Depuis le début de l’année, les nouvelles commandes au GNL ont toutefois ralenti – 28 entre février et mai (aucune en janvier) –, après une année record en 2022 avec 222 contrats. Les plus récentes ont porté sur cinq porte-conteneurs pour Yang Ming et deux transporteurs de voitures pour Zodiac Maritime.

En construction, hormis la double motorisation, les porte-conteneurs sont les plus grands clients du GNL avec 190 unités pour 122 transporteurs de voitures, 42 transporteurs de produits pétroliers, 39 tankers et 36 vraquiers, entre autres. Au total, il y a 911 navires au GNL en commande et en service pour 182 au GPL, 127 au méthanol et 27 à l’hydrogène.

Le HFO n’est pas mort

Par ailleurs, le HFO (carburant affichant jusqu’à 3,5 % de teneur en soufre) n’a toujours pas rendu son tablier. Toujours toléré par les réglementations à condition que les gaz d’échappement qu’il émet soit épurés à la sortie des cheminées, il reste une solution pour une partie de la flotte mondiale. Sur les quelque 50 000 navires marchands existants, 5 122 sont équipés de ces dispositifs EGS (exhaust gas cleaning systems), dont 34,67 % sont des vraquiers, 23,62 % des porte-conteneurs, 13,86 % des pétroliers et 11,42 % des transporteurs de produits chimiques.

Selon Ship&Bunker, le prix moyen du VLSFO, fioul à très faible teneur en soufre (moins de 0,5 %), dans les 20 principaux centres mondiaux de soutage avoisine les 600 $/t (588 $/t) et le HFO les 500 $/t (481 $/t).

Le global scrubber spread – la différence de prix entre l’IFO380 et le VLSFO – se situe donc autour de 100 $. Ce paramètre n’est pas neutre. Le différentiel entre les deux carburants (appelé aussi Hi5), qui a pu être, au cours des deux dernières années, supérieur à 300 $, a plusieurs conséquences. Plus l’écart est faible, moins l’investissement dans les scrubbers est rentable. Plus il est élevé, plus son impact sur le revenu spot net est positif (en raison des économies de carburant réalisées), a fortiori dans le vrac sec où le tarif au comptant équivalant à un jour est calculé net du coût du carburant (l’opérateur du navire paie le carburant lors d’un voyage spot).

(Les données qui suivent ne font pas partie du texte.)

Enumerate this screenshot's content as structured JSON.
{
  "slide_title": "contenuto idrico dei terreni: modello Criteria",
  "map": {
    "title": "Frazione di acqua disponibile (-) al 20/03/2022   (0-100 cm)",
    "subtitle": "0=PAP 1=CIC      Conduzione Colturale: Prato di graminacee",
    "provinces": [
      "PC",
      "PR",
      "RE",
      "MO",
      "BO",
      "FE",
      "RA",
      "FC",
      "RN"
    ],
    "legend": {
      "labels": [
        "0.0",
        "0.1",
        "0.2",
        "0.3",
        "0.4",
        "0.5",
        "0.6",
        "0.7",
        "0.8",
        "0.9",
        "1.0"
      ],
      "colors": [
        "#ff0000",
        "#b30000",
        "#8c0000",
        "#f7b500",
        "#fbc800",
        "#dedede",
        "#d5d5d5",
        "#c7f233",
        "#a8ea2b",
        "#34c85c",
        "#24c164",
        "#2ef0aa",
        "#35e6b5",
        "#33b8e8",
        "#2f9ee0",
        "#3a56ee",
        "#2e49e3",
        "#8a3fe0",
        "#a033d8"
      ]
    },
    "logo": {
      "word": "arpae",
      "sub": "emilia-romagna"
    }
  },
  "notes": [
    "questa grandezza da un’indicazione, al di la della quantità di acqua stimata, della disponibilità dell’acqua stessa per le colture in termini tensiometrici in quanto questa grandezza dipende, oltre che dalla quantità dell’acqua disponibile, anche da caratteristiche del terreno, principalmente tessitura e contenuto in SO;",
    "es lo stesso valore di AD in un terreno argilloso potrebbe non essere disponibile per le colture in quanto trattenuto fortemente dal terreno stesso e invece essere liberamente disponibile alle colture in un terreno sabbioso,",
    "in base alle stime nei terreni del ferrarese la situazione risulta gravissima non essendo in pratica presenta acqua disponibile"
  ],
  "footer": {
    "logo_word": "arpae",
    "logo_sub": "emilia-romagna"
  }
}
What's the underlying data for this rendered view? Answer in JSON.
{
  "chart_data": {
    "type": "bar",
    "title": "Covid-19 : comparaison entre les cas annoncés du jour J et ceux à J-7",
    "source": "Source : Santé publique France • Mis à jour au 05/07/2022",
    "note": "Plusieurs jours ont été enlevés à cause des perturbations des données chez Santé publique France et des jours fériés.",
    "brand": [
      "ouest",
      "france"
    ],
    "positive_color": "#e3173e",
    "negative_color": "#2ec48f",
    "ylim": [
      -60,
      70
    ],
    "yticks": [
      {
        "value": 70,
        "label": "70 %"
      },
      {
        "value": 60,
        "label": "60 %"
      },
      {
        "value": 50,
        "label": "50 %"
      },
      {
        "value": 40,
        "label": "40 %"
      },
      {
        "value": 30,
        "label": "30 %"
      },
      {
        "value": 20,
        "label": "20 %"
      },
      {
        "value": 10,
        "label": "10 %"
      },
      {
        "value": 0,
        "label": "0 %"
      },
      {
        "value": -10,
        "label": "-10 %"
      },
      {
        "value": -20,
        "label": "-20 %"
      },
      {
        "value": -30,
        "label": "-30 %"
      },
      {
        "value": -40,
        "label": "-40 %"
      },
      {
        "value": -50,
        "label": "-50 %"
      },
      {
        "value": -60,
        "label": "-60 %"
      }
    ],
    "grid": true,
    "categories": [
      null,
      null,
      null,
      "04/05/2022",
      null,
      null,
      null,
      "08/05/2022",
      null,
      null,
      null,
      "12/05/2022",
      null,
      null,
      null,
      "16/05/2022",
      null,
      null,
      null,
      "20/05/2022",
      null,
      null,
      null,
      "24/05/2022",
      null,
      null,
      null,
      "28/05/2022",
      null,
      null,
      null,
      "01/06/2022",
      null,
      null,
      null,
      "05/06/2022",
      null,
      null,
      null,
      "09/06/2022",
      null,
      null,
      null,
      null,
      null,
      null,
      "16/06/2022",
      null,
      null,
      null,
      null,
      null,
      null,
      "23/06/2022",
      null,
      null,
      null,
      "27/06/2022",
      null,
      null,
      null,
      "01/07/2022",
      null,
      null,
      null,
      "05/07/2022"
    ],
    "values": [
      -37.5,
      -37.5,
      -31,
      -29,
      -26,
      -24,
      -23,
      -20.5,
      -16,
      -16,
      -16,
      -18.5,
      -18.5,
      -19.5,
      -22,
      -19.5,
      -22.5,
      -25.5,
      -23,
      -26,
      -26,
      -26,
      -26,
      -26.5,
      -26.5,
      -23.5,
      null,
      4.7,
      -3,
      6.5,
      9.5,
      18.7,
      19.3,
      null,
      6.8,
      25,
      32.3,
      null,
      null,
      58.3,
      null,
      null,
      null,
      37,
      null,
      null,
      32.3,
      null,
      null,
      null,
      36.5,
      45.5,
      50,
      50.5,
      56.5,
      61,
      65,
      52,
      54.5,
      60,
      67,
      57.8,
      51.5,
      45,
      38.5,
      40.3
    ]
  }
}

Selon des calculs de Clarksons Securities, un très gros transporteur de brut (VLCC) non éco-conçu et équipé d’un scrubber peut ainsi économiser 6 000 $ par jour par rapport à son équivalent non équipé. Mais en juillet 2022, le gain était de 24 000 $/j. Un capesize (d’une capacité d’environ 180 000 tpl) équipé fait gagner à son exploitant 4 200 $/j de plus par rapport à un non-appareillé. Là encore, la majoration était bien supérieure il y a un an, de l’ordre de 18 000 $/j.

Changement de mentalité

Du fait de l’écart qui se resserre, la demande pour la pose de scrubbers a considérablement diminué par rapport au pic observé en 2019. Ce marché, qui concerne à 67 % le refit, intéresse en principe moins la construction neuve. Les cinq premiers mois de 2023 font toutefois mentir cette arithmétique: 153 navires neufs équipés de scrubbers ont été enregistrés, contre 111 pour la même période en 2022 et 179 pour l’ensemble de l’année 2022, indique Intermodal.